The plagues sent by God are paralleled by the drought in Oklahoma, the Egyptian oppressors by the bank officials, and the hostile Canaanites by the Californians (Monkey notes, The Grapes... ). Rose of Sharon is a character that is most directly related to the Bible. Her name in found in the Song of Solomon, "I am a rose of Sharon, a lily of the valleys" (Ganticles, 7: 7).
Most of Rose of Sharon's parallels to the Bible take place in the last chapter of the novel. After the birth of her stillborn baby she nourishes a starving man with her milk. This is symbolic of the giving of her body, much like Jesus did at the Last Supper, "This cup is the new covenant in my blood, which will be shed for you" (Luke 22: 20). Also when Uncle John puts Rose of Sharon's stillborn child in an apple crate and floats it downstream, "Go down and tell 'em" (Steinbeck, 571-72), it alludes to the journey that baby Moses made. The Joad family is made up of 12 people, including Connie, and Casy as the 13 th person in the journey. This can be seen as a reference to Jesus and his 12 disciples.

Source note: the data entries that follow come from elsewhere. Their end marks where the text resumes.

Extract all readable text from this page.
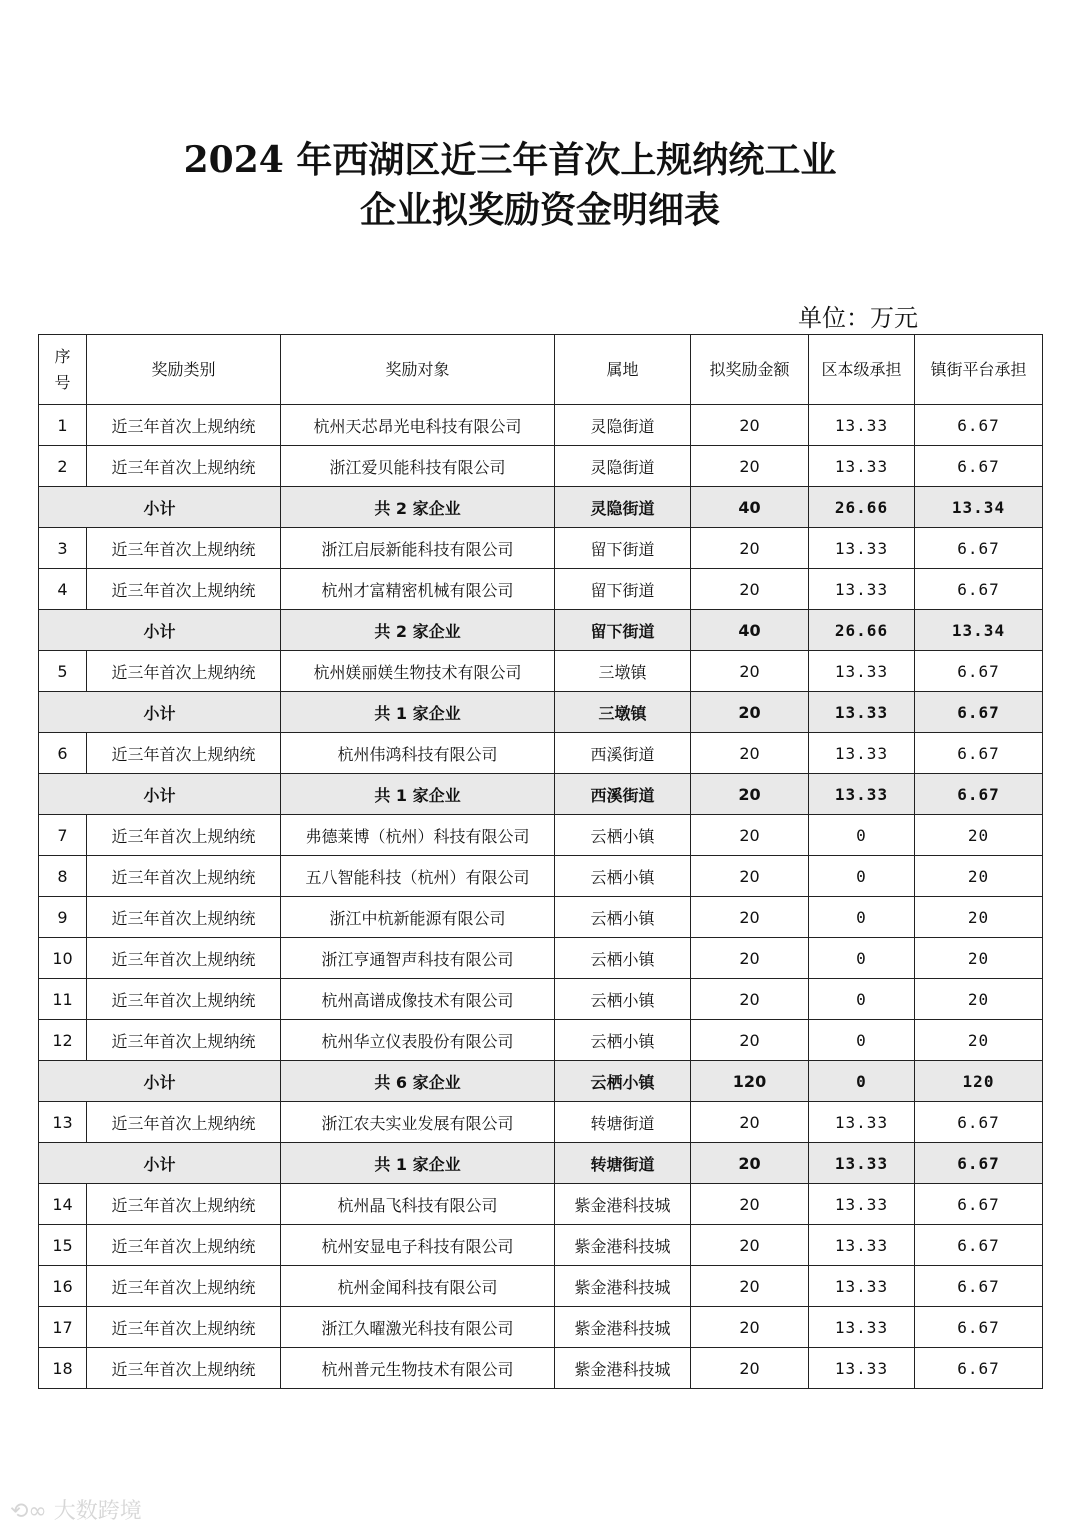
2024 年西湖区近三年首次上规纳统工业
企业拟奖励资金明细表
单位：万元
序号	奖励类别	奖励对象	属地	拟奖励金额	区本级承担	镇街平台承担
1	近三年首次上规纳统	杭州天芯昂光电科技有限公司	灵隐街道	20	13.33	6.67
2	近三年首次上规纳统	浙江爱贝能科技有限公司	灵隐街道	20	13.33	6.67
小计		共 2 家企业	灵隐街道	40	26.66	13.34
3	近三年首次上规纳统	浙江启辰新能科技有限公司	留下街道	20	13.33	6.67
4	近三年首次上规纳统	杭州才富精密机械有限公司	留下街道	20	13.33	6.67
小计		共 2 家企业	留下街道	40	26.66	13.34
5	近三年首次上规纳统	杭州媄丽媄生物技术有限公司	三墩镇	20	13.33	6.67
小计		共 1 家企业	三墩镇	20	13.33	6.67
6	近三年首次上规纳统	杭州伟鸿科技有限公司	西溪街道	20	13.33	6.67
小计		共 1 家企业	西溪街道	20	13.33	6.67
7	近三年首次上规纳统	弗德莱博（杭州）科技有限公司	云栖小镇	20	0	20
8	近三年首次上规纳统	五八智能科技（杭州）有限公司	云栖小镇	20	0	20
9	近三年首次上规纳统	浙江中杭新能源有限公司	云栖小镇	20	0	20
10	近三年首次上规纳统	浙江亨通智声科技有限公司	云栖小镇	20	0	20
11	近三年首次上规纳统	杭州高谱成像技术有限公司	云栖小镇	20	0	20
12	近三年首次上规纳统	杭州华立仪表股份有限公司	云栖小镇	20	0	20
小计		共 6 家企业	云栖小镇	120	0	120
13	近三年首次上规纳统	浙江农夫实业发展有限公司	转塘街道	20	13.33	6.67
小计		共 1 家企业	转塘街道	20	13.33	6.67
14	近三年首次上规纳统	杭州晶飞科技有限公司	紫金港科技城	20	13.33	6.67
15	近三年首次上规纳统	杭州安显电子科技有限公司	紫金港科技城	20	13.33	6.67
16	近三年首次上规纳统	杭州金闻科技有限公司	紫金港科技城	20	13.33	6.67
17	近三年首次上规纳统	浙江久曜激光科技有限公司	紫金港科技城	20	13.33	6.67
18	近三年首次上规纳统	杭州普元生物技术有限公司	紫金港科技城	20	13.33	6.67
⟲∞ 大数跨境
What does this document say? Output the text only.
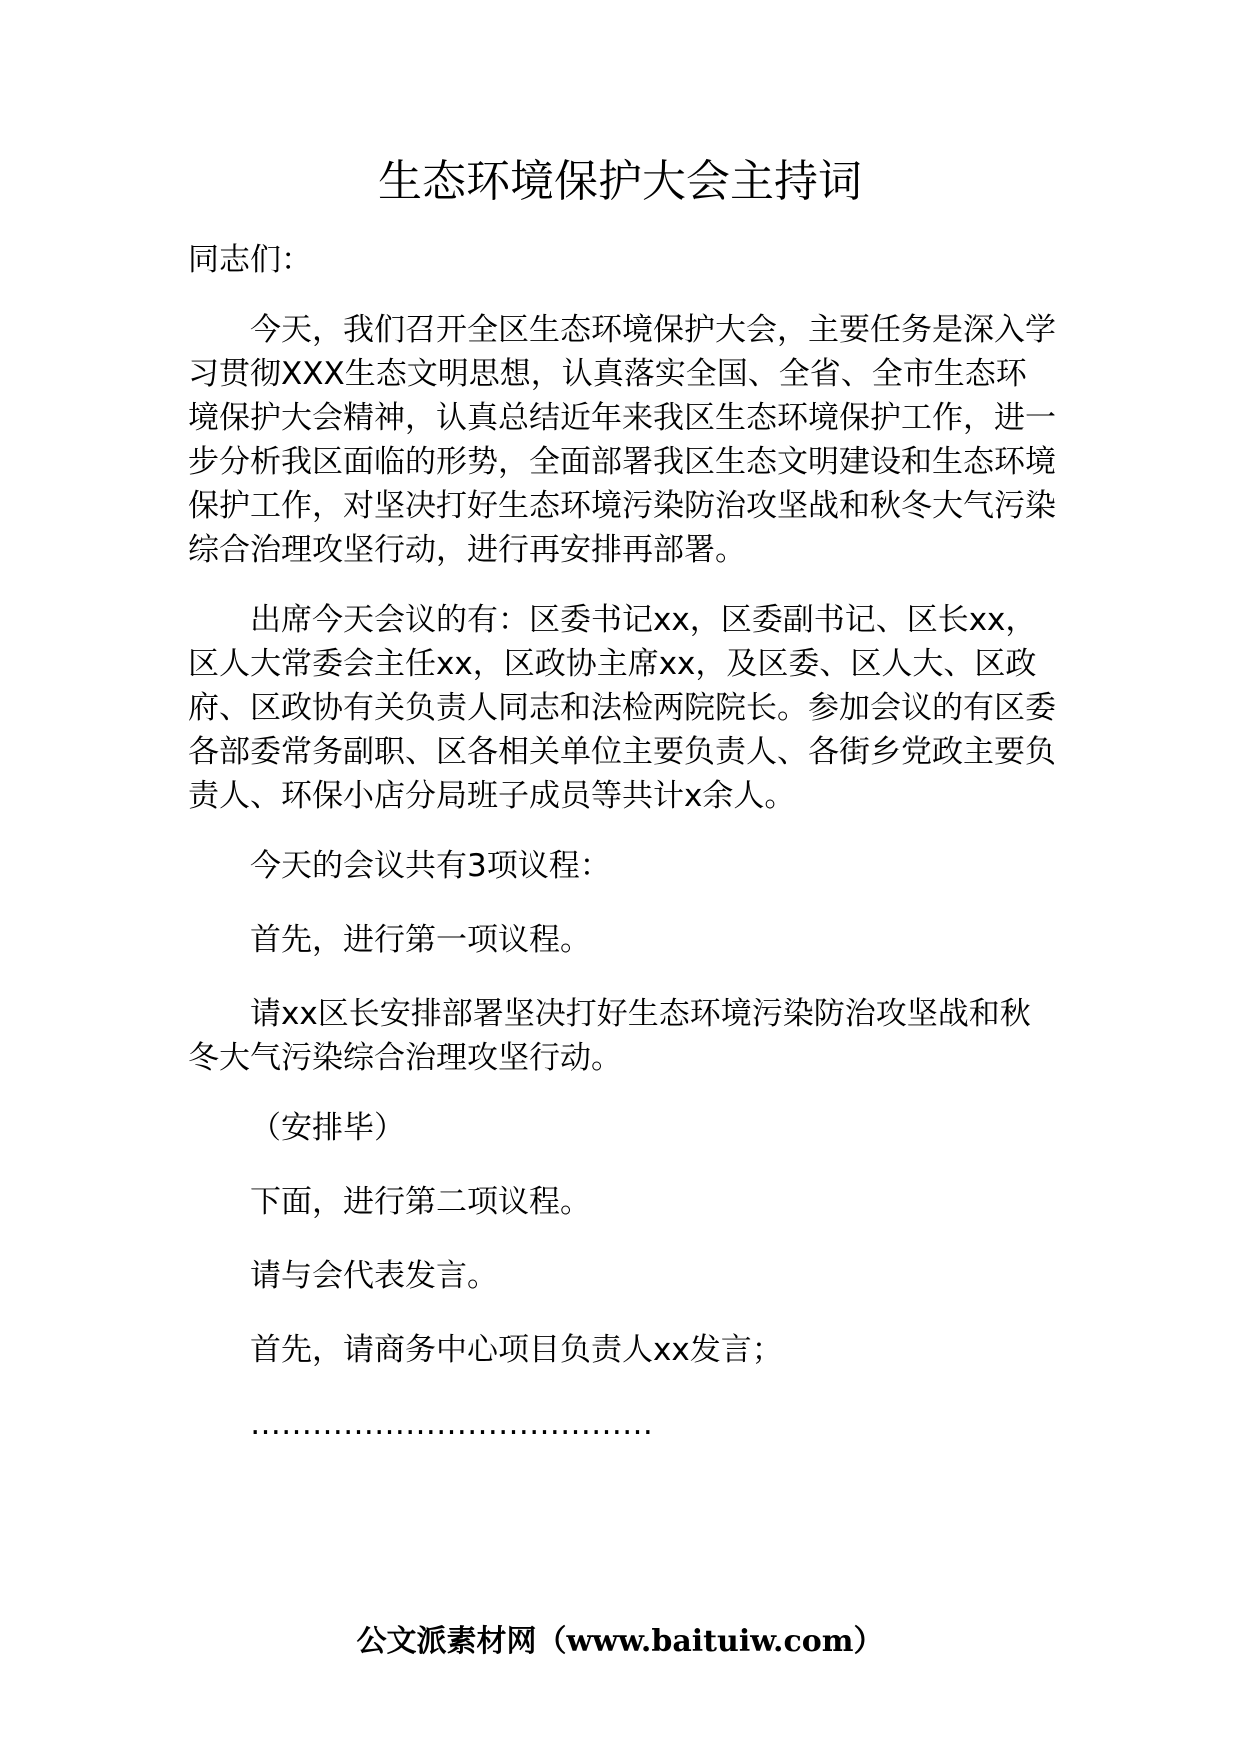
生态环境保护大会主持词

同志们：

今天，我们召开全区生态环境保护大会，主要任务是深入学习贯彻XXX生态文明思想，认真落实全国、全省、全市生态环境保护大会精神，认真总结近年来我区生态环境保护工作，进一步分析我区面临的形势，全面部署我区生态文明建设和生态环境保护工作，对坚决打好生态环境污染防治攻坚战和秋冬大气污染综合治理攻坚行动，进行再安排再部署。

出席今天会议的有：区委书记xx，区委副书记、区长xx，区人大常委会主任xx，区政协主席xx，及区委、区人大、区政府、区政协有关负责人同志和法检两院院长。参加会议的有区委各部委常务副职、区各相关单位主要负责人、各街乡党政主要负责人、环保小店分局班子成员等共计x余人。

今天的会议共有3项议程：

首先，进行第一项议程。

请xx区长安排部署坚决打好生态环境污染防治攻坚战和秋冬大气污染综合治理攻坚行动。

（安排毕）

下面，进行第二项议程。

请与会代表发言。

首先，请商务中心项目负责人xx发言；

…………………………………

公文派素材网（www.baituiw.com）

Connie represents Judas, the traitor that turns against Jesus and the rest of his disciples. In chapter 20 Connie expresses his regret of taking the journey to California to Rose of Sharon and eventually leaves, "If I'd know ed it would be like this I wouldn' of came" (Steinbeck, 343). Jim Casy has to be one of the most obvious references to the Bible. His character is meant to parallel Jesus. They both have the same initials, J. C.
, and Casy prided himself on finding out what was wrong and right just as Jesus did with preaching the difference between good and evil. In chapter 20 Casy gives himself up and gets arrested to save Tom. This action portrays Casy as a symbol of Christ. While in prison he finds his calling as a voice for the migrant farm workers. He is ultimately crucified for his actions in chapter 26. Casy says to his murders " 'You don't know what you " re a-doin!' " (Steinbeck, 527) which parallels Jesus' words when he is being crucified, " 'Father, forgive them, they know not what they do' " (Luke, 23: 34).
Shortly after Casy's death Tom decides to take up Casy's cause of improving living conditions for the migrant farm workers, " 'Wherever they's a fight so hungry people can eat, I'll be there. Wherever they's a cop beat in' up a guy, I'll be there' " (Steinbeck, 572). This is much like Jesus' disciples fulfilling his teachings ever after his death. Many of the themes and ideas of Steinbeck's novel The Grapes of Wrath are Biblically inspired. He is able to allude to Biblical characters and events through Rose of Sharon, Jim Casy, and the family's journey to California.